Intento ordenar mentalmente la explicación de la ruta más corta cuando recuerdo la enfermedad. Imposible que lo logré. Su única oportunidad para llegar es que alguien le acompañe y, ese alguien, tras comprobar nuevamente la indisponibilidad de la policía, parece que me ha tocado a mí.
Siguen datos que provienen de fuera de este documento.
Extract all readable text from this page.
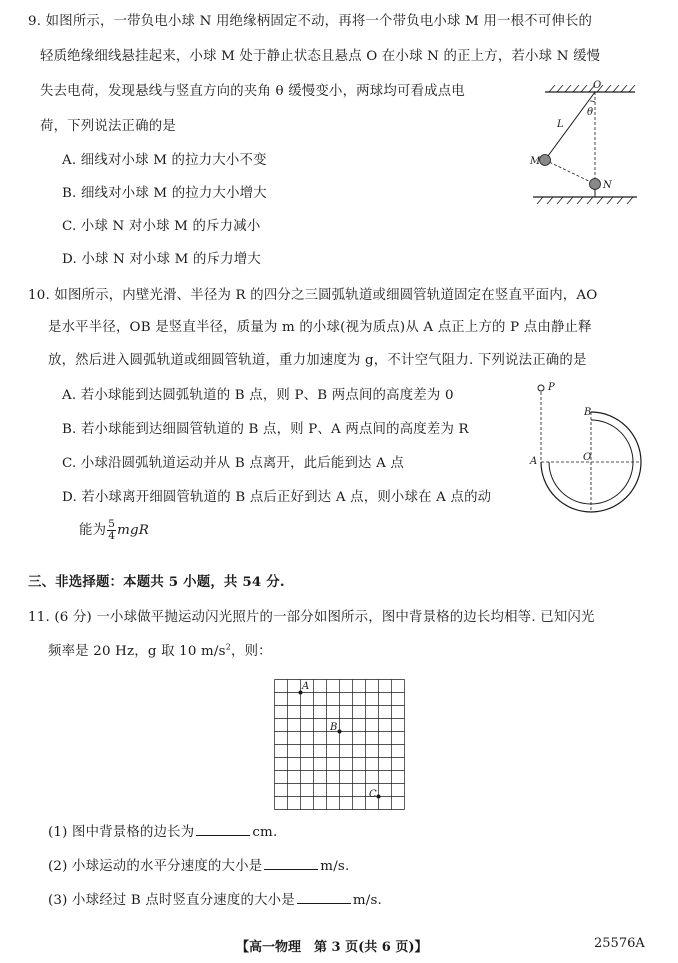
9. 如图所示，一带负电小球 N 用绝缘柄固定不动，再将一个带负电小球 M 用一根不可伸长的
轻质绝缘细线悬挂起来，小球 M 处于静止状态且悬点 O 在小球 N 的正上方，若小球 N 缓慢
失去电荷，发现悬线与竖直方向的夹角 θ 缓慢变小，两球均可看成点电
荷，下列说法正确的是
A. 细线对小球 M 的拉力大小不变
B. 细线对小球 M 的拉力大小增大
C. 小球 N 对小球 M 的斥力减小
D. 小球 N 对小球 M 的斥力增大
O
θ
L
M
N
10. 如图所示，内壁光滑、半径为 R 的四分之三圆弧轨道或细圆管轨道固定在竖直平面内，AO
是水平半径，OB 是竖直半径，质量为 m 的小球(视为质点)从 A 点正上方的 P 点由静止释
放，然后进入圆弧轨道或细圆管轨道，重力加速度为 g，不计空气阻力. 下列说法正确的是
A. 若小球能到达圆弧轨道的 B 点，则 P、B 两点间的高度差为 0
B. 若小球能到达细圆管轨道的 B 点，则 P、A 两点间的高度差为 R
C. 小球沿圆弧轨道运动并从 B 点离开，此后能到达 A 点
D. 若小球离开细圆管轨道的 B 点后正好到达 A 点，则小球在 A 点的动
能为 $\frac{5}{4}$ mgR
P
B
A	O
三、非选择题：本题共 5 小题，共 54 分.
11. (6 分) 一小球做平抛运动闪光照片的一部分如图所示，图中背景格的边长均相等. 已知闪光
频率是 20 Hz，g 取 10 $m/s^2$，则：
A
B
C
(1) 图中背景格的边长为	cm.
(2) 小球运动的水平分速度的大小是	m/s.
(3) 小球经过 B 点时竖直分速度的大小是	m/s.
【高一物理　第 3 页(共 6 页)】	25576A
Significa arriesgar mi segundo trabajo, significa arriesgar la vida de Karen. Aún así, de estar ella aquí, conociendo el dilema, me desafiaría con la mirada después de negarme el habla por no ayudar a la encantadora abuelita. Volvería a decepcionarla. Y, después de ser culpable de su sufrimiento, no tengo otra opción que cumplir su voluntad.

—La llevaré con gusto.



Habla poco mientras caminamos, vagamente lo hace para darme la mala noticia de que le aterran los metros y, a pesar mi insistencia, no ganó a su cabezonería.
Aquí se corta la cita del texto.